Di lapangan, memang sudah tumbuh kelapa sawit produktif berumur belasan tahun. Warga menilai penerbitan HKm sebagai bentuk perampasan sepihak atas kebun kelapa sawit mereka, bermodalkan secarik kertas SK.
Pihak Kementerian Kehutanan dikabarkan telah memberi atensi pasca konflik terjadi. "Tetapi sudah menjadi tanggungjawab Kementerian Kehutanan (dulu bernama KLHK) sebagai pemberi izin tak bisa dilepaskan dari masalah ini," terangnya.
Belakangan, Dinas LHK Provinsi Riau pada Rabu 21 Mei 2025 lalu menggelar rapat untuk memfasilitasi.
Rapat dilakukan sebagai tindak lanjut surat pengaduan Kepala Desa Pantai Raja, Kecamatan Perhentian Raja, Kabupaten Kampar ke Dinas LHK Riau.
Kades Pantai Raja dalam suratnya meminta agar SK penetapan HKm tersebut dibatalkan.
Plt Kadis LHK Riau, Embiyarman mengambil inisiatif menggelar pertemuan. Namun, sejauh ini belum diperoleh informasi soal hasil rapat tersebut.
Menurut Larshen, konflik yang terjadi pada areal Hutan Kemasyarakatan (HKm) Bersatu Abadi Jaya itu, bisa disebut sebagai gejolak kecil dari riwayat konflik berkepanjangan yang terjadi di wilayah Kecamatan Kampar Kiri Hilir, Kampar.
Areal HKm yang diperebutkan itu, merupakan bagian dari bekas konsesi PT Rimba Seraya Utama (RSU).
Pada tahun 1996 silam, Menteri Kehutanan memberikan Hak Pengusahaan Hutan Tanaman Industri (HTI) Pola Transmigrasi kepada PT RSU.
PT RSU terafiliasi dengan Panca Eka Grup, yang pada masanya dikenal sebagai salah satu raksasa perusahaan kehutanan di Riau.
Adapun luasan konsesi HTI yang diberikan kepada PT RSU mencapai 12.600 hektare. Ironisnya, sejak izin diterima, konon PT RSU tidak pernah berhasil melakukan kegiatan.

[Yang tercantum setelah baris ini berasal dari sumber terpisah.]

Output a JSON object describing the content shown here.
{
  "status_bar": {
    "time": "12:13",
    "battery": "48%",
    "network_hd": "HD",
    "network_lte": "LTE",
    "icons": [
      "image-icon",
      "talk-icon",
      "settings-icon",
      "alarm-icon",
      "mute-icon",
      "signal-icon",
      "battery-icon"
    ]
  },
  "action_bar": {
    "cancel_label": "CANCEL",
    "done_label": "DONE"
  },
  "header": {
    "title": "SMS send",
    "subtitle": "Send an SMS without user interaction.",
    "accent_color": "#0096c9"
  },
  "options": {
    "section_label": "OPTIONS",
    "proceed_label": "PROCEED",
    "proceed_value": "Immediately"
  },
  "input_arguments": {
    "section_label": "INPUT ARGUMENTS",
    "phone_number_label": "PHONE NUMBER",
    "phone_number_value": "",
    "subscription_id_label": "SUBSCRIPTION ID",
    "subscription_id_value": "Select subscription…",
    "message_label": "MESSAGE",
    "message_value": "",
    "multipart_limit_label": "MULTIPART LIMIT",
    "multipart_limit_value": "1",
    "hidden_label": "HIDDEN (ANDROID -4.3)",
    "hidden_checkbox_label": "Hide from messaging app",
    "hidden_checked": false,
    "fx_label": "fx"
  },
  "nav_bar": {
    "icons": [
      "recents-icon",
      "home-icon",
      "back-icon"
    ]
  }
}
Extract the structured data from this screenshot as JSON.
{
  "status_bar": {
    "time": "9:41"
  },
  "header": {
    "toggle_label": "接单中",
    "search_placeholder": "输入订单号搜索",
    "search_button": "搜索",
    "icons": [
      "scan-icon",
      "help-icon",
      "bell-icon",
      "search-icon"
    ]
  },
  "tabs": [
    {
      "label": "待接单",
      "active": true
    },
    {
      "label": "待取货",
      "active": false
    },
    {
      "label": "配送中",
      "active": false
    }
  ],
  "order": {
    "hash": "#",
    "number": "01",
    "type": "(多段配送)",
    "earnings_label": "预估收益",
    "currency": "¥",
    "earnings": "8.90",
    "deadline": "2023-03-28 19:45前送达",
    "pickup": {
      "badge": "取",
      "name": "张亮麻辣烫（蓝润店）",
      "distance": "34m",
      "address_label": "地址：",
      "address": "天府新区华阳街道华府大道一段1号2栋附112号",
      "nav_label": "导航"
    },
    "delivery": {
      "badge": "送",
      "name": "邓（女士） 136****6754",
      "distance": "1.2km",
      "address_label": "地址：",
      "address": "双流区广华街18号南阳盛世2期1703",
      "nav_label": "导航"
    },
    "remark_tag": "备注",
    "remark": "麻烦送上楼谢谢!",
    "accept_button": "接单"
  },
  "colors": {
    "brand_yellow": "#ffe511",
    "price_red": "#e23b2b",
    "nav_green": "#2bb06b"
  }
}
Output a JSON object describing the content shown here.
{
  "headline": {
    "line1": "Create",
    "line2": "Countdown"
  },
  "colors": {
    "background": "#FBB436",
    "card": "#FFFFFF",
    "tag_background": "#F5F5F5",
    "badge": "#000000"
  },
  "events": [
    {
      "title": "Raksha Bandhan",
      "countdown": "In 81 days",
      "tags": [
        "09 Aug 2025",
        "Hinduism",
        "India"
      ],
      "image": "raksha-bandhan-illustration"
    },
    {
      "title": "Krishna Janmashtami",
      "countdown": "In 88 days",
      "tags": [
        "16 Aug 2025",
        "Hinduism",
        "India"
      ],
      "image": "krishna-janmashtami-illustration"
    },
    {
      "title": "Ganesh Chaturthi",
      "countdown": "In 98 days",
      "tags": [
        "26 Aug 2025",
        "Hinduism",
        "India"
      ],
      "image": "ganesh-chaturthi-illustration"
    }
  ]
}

Bahkan, PT RSU dituding telah meninggalkan areal kerja yang diberikan Kementerian Kehutanan.
Sejumlah alibi muncul. Perusahaan mengaku menghadapi banyak tantangan dan gejolak dari masyarakat setempat sehingga tidak bisa melakukan usaha.
Tapi, fakta lain juga muncul. Lahan HTI tersebut ternyata disulap sebagian menjadi kebun kelapa sawit. Muncul nama PT Agro Abadi di areal tersebut.
Perusahaan ini kerap dihubungkan memiliki kaitan dengan Panca Eka Grup. Bahkan, sebuah pabrik kelapa sawit berdiri di dekat areal konsesi HTI tersebut.
Okupasi areal HTI makin massif. Kelompok masyarakat maupun individu pun mulai membuka kebun sawit. Diduga terjadi praktik jual beli lahan hutan di areal ini.
Konon kabarnya Roy Chandera disebut sebut sebagai, Diirektur PT Agro Abadi dihubungi ponselnya tidak pernah aktif.
Sementara, RSU sebagai pemegang izin konsesi perusahaan dinilai tidak bisa mengamankan areal kerjanya.
Sempat terjadi gugatan antara PT RSU dengan PT Air Jernih yang mengelola kebun sawit di areal tersebut. Namun, meski sudah berkekuatan hukum tetap, putusan perkara tersebut tak kunjung pernah dieksekusi.
Pada sisi lain, alih fungsi areal kerja PT RSU makin berlangsung masif. PT RSU makin kehilangan kendali sehingga areal kerjanya terus digerogoti.
Masyarakat terus berdatangan dan muncul kantong-kantong pemukiman. Sampai di sini, PT RSU bisa dinilai gagal menjalankan amanah negara atas izin yang diterimanya. Patut dimintai pertanggungjawaban dari manajemen PT RSU.
Pembiaran negara yang terlalu lama terhadap kegagalan PT RSU, membuat masalah penguasaan areal konsesi perusahaan makin ruwet.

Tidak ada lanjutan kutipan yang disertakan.